Ten year old Jack Bonneau has a solution. Along with his dad, Steve, he created a business opportunity for all those mini lemonade entrepreneurs out there. When Jack wanted to sell lemonade, Steve made it a learning experience. He educated him about cost of goods, profit margins, permitting, and more. The result was Jack got set up in a local farmers market his first year in business and earned around $900 profit on $2000 in sales his first summer.
The second year in business, Jack opened three additional lemonade stands at local farmers markets and employed other kids to staff some of them. He did it with a $500 loan from Young Americans Bank, a Denver bank that specializes in loans to kidtrepreneurs. That second summer saw sales grow to $25,000, which sparked the idea for the business.
What Jack does is train other kids to run his lemonade stands. He guarantees a “a safe, authentic marketplace with lots and lots of customers during the busiest shopping time of the year. Learn about business, entrepreneurship, financial literacy, while making a bit of money and having fun!” In exchange for setting everything up, Jack gets a cut of the business and the kids running the stands make (on average) $30-$50 while learning about business.
Jack likely wants a Shark to help him expand nationally. Do Sharks drink lemonade?

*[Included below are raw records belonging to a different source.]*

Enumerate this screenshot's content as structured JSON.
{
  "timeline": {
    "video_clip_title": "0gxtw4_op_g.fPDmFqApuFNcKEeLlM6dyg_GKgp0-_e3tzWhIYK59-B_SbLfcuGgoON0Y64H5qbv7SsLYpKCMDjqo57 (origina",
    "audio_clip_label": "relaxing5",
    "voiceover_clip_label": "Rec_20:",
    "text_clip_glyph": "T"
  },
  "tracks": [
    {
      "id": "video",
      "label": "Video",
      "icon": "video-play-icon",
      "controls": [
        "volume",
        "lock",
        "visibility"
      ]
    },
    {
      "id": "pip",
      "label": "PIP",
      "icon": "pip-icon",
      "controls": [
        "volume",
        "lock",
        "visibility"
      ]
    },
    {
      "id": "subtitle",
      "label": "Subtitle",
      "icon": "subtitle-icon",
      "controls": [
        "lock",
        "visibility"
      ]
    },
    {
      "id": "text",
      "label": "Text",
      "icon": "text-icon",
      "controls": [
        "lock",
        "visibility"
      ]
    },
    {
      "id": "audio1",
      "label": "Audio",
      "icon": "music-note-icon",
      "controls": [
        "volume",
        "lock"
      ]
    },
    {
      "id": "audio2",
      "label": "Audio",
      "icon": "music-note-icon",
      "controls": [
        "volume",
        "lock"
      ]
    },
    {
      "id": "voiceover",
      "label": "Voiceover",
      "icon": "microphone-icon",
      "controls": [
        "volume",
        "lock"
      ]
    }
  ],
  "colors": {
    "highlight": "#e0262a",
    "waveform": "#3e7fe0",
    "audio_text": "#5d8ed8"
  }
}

My Take on Lemonade Stands
I had several lemonade stands as a kid and whenever I pass one now, I stop and buy a cup. I like it when kids take some initiative to try to earn money. This summer, my daughter had a golf ball stand. She collected golf balls from the ocean (there's a golf course near the beach we go to), cleaned them up, and sold them for 50 cents each at the side of the road on the way to the golf course. She made $60 in one day!
Any kid who wants to do something like this needs encouragement. Locating in a farmers market is a lot more professional than a card table and pitcher at the end of the driveway. I like that Jack's Stands teaches kids other aspects of running a business – even a simple one like lemonade stands. For that reason, I am IN.
Do Sharks Drink the Lemonade?
Sharks and viewers alike are going to LOVE this kid. He's doing well for himself while helping other kids and everyone is going to love it. This is the feel good pitch of episode 809. Jack likely wants to grow this nationally, something a Shark can help with.
The problem Jack has is sales. While $25000 in sales is AWESOME for a 10-year-old kid, it's peanuts to the Sharks. Jack will likely create some relationships with the Sharks, but he'll leave without a deal.